Here are three recent preprints from arXiv, the last two having some authors in common.
Algorithm xxxx: HiPPIS A High-Order Positivity-Preserving Mapping Software for Structured Meshes
by Timbwaoga A. J. Ouermi, Robert M Kirby, and Martin Berzins
arXiv 13 Oct 2023
GitHub: HiPPIS
Abstract:
Polynomial interpolation is an important component of many
computational problems. In several of these computational problems,
failure to preserve positivity when using polynomials to approximate
or map data values between meshes can lead to negative unphysical
quantities. Currently, most polynomial-based methods for enforcing
positivity are based on splines and polynomial rescaling. The
spline-based approaches build interpolants that are positive over the
intervals in which they are defined and may require solving a
minimization problem and/or system of equations. The linear polynomial
rescaling methods allow for high-degree polynomials but enforce
positivity only at limited locations (e.g., quadrature nodes). This
work introduces open-source software (HiPPIS) for high-order
data-bounded interpolation (DBI) and positivity-preserving
interpolation (PPI) that addresses the limitations of both the spline
and polynomial rescaling methods. HiPPIS is suitable for approximating
and mapping physical quantities such as mass, density, and
concentration between meshes while preserving positivity. This work
provides Fortran and Matlab implementations of the DBI and PPI
methods, presents an analysis of the mapping error in the context of
PDEs, and uses several 1D and 2D numerical examples to demonstrate the
benefits and limitations of HiPPIS.
Stencil-HMLS: A multi-layered approach to the automatic optimisation
of stencil codes on FPGA
by Gabriel Rodriguez-Canal, Nick Brown, Maurice Jamieson, Emilien
Bauer, Anton Lydike, Tobias Grosser
arXiv 3 Oct 2023
Abstract:
The challenges associated with effectively programming FPGAs have
been a major blocker in popularising reconfigurable architectures for
HPC workloads. However new compiler technologies, such as MLIR, are
providing new capabilities which potentially deliver the ability to
extract domain specific information and drive automatic structuring of
codes for FPGAs.
In this paper we explore domain specific optimisations for
stencils, a fundamental access pattern in scientific computing, to
obtain high performance on FPGAs via automated code structuring. We
propose Stencil-HMLS, a multi-layered approach to automatic
optimisation of stencil codes and introduce the HLS dialect, which
brings FPGA programming into the MLIR ecosystem. Using the PSyclone
Fortran DSL, we demonstrate an improvement of 14-100× with respect to
the next best performant state-of-the-art tool.
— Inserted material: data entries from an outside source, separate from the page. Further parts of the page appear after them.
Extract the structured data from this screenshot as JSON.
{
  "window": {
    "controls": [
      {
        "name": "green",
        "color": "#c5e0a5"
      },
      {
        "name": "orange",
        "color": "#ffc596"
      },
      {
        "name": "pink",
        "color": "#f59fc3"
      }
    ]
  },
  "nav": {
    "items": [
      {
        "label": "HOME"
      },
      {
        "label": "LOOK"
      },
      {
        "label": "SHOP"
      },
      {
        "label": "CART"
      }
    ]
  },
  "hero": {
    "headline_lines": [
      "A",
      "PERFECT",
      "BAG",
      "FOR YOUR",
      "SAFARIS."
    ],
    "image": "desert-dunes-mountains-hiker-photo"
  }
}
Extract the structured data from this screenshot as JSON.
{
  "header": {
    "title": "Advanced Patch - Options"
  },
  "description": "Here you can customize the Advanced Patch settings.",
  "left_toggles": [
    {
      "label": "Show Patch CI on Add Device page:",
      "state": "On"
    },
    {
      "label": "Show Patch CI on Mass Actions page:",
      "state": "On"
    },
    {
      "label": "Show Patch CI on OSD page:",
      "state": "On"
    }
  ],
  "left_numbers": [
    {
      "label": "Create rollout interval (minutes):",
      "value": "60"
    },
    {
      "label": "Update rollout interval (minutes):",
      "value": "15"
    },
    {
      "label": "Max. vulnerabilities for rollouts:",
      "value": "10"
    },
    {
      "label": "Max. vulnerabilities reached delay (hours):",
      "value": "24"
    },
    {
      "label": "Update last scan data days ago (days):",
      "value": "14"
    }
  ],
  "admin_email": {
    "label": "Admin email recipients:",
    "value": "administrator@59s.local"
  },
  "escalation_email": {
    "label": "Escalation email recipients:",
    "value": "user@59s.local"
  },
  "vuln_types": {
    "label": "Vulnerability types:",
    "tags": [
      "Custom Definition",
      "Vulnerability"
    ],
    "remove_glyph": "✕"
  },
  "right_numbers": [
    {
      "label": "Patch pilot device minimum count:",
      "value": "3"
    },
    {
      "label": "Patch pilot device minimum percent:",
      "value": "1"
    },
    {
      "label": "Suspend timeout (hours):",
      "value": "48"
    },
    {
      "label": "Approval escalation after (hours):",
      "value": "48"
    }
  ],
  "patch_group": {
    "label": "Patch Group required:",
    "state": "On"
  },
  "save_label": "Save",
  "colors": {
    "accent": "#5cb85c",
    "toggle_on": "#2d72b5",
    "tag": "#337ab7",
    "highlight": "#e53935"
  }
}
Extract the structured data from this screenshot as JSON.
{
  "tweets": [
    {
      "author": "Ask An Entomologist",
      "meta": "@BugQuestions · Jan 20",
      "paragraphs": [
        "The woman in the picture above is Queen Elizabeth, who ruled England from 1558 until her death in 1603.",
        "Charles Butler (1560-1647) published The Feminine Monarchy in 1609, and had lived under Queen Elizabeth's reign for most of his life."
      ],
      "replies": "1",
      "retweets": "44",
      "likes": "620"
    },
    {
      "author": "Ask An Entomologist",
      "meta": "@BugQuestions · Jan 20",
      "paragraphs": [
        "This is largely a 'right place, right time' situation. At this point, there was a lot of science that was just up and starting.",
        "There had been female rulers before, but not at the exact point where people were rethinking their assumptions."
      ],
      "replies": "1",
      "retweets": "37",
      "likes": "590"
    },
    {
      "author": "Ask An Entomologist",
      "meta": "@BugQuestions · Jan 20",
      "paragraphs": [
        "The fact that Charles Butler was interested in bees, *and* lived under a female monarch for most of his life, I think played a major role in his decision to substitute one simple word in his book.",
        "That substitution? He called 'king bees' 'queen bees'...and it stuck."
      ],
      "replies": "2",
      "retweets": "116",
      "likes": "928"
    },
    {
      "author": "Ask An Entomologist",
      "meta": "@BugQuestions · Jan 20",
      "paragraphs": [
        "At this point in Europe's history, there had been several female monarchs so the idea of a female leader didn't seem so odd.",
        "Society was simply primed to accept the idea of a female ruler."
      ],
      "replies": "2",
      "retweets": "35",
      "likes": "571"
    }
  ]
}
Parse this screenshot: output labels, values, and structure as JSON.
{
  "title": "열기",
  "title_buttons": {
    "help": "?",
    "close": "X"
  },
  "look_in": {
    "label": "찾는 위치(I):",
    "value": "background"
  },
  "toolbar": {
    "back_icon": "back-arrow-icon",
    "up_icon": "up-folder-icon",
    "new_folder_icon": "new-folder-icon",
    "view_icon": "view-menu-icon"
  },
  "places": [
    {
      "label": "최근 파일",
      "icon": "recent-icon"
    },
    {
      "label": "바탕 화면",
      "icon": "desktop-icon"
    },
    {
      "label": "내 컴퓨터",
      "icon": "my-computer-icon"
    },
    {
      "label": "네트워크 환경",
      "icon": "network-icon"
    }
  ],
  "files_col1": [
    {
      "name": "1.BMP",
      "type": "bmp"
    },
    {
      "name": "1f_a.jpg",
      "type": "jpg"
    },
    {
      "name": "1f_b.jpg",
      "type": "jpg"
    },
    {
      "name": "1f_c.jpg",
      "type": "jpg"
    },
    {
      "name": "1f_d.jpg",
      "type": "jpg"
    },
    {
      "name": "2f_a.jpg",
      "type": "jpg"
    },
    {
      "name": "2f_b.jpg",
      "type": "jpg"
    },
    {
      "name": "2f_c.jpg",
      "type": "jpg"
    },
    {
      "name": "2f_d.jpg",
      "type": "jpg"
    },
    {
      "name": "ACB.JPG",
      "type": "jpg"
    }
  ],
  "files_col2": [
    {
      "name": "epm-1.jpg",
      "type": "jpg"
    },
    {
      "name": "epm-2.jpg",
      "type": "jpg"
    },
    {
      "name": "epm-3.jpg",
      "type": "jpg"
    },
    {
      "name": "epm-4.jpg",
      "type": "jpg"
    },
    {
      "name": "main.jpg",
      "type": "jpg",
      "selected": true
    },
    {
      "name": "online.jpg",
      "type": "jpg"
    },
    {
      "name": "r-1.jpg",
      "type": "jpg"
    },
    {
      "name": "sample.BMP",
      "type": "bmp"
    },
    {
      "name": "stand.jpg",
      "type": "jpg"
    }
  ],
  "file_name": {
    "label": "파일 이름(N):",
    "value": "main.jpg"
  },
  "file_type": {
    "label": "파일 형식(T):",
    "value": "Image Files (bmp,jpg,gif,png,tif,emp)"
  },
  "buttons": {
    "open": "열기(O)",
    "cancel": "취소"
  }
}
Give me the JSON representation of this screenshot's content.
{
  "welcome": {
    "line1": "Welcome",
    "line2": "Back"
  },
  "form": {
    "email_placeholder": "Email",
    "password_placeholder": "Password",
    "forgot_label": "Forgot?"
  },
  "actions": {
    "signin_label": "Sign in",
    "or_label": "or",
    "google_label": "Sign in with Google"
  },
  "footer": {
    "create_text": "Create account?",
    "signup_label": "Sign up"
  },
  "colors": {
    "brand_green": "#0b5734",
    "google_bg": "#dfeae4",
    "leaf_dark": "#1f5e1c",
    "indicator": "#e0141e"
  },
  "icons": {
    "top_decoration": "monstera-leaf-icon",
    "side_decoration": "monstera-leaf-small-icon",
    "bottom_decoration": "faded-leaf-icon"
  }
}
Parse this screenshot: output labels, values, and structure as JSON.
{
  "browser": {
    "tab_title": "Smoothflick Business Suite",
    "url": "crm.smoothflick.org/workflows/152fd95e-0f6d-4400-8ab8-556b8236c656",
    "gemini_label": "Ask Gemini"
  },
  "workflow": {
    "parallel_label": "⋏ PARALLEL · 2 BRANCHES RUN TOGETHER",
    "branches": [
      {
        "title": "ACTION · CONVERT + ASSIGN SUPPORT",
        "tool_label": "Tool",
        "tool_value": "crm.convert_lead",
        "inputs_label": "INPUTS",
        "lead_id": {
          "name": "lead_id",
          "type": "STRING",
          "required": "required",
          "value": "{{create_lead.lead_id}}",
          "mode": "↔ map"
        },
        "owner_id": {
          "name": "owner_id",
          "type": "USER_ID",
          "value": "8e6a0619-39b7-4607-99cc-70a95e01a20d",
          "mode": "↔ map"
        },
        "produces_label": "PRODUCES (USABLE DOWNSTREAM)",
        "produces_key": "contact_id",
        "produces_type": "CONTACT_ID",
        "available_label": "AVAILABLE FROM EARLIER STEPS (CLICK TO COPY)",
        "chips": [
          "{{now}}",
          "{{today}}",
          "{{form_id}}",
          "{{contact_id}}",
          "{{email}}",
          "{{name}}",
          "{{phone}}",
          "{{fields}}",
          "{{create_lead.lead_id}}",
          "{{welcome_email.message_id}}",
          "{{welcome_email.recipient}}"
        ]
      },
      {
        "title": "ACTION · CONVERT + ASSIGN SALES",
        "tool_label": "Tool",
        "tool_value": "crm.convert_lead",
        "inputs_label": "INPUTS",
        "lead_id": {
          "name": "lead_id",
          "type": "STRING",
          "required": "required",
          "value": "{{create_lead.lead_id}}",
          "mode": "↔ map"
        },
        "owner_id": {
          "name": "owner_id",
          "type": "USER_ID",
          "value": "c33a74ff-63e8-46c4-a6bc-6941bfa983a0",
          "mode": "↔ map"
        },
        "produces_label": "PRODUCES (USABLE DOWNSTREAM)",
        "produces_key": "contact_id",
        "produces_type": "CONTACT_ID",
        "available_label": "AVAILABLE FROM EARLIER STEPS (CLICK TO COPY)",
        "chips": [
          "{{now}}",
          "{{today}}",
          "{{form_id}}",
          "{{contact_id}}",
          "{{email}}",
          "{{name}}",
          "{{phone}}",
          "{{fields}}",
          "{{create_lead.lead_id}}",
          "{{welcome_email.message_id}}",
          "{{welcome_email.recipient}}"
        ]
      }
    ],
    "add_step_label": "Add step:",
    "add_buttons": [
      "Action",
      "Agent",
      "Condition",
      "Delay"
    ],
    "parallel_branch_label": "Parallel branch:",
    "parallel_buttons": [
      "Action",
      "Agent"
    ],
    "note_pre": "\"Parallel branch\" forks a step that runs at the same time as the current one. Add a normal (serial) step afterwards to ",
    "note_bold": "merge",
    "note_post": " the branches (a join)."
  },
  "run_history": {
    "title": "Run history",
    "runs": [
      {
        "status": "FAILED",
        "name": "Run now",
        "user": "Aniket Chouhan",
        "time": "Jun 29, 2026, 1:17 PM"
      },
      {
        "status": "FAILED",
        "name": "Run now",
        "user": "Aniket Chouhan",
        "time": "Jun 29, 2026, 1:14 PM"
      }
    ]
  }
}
Furthermore, our
approach is 14 to 92 times more energy efficient than the next most
energy efficient approach.
Fortran performance optimisation and auto-parallelisation by leveraging MLIR-based domain specific abstractions in Flang
by Nick Brown, Maurice Jamieson, Anton Lydike, Emilien Bauer, and Tobias Grosser
Abstract:
MLIR has become popular since it was open sourced in 2019. A
sub-project of LLVM, the flexibility provided by MLIR to represent
Intermediate Representations (IR) as dialects at different abstraction
levels, to mix these, and to leverage transformations between dialects
provides opportunities for automated program optimisation and
parallelisation. In addition to general purpose compilers built upon
MLIR, domain specific abstractions have also been developed.
In this paper we explore complimenting the Flang MLIR general purpose
compiler by combining with the domain specific Open Earth Compiler’s
MLIR stencil dialect. Developing transformations to discover and
extracts stencils from Fortran, this specialisation delivers between a
2 and 10 times performance improvement for our benchmarks on a Cray
supercomputer compared to using Flang alone. Furthermore, by
leveraging existing MLIR transformations we develop an
auto-parallelisation approach targeting multi-threaded and distributed
memory parallelism, and optimised execution on GPUs, without any
modifications to the serial Fortran source code.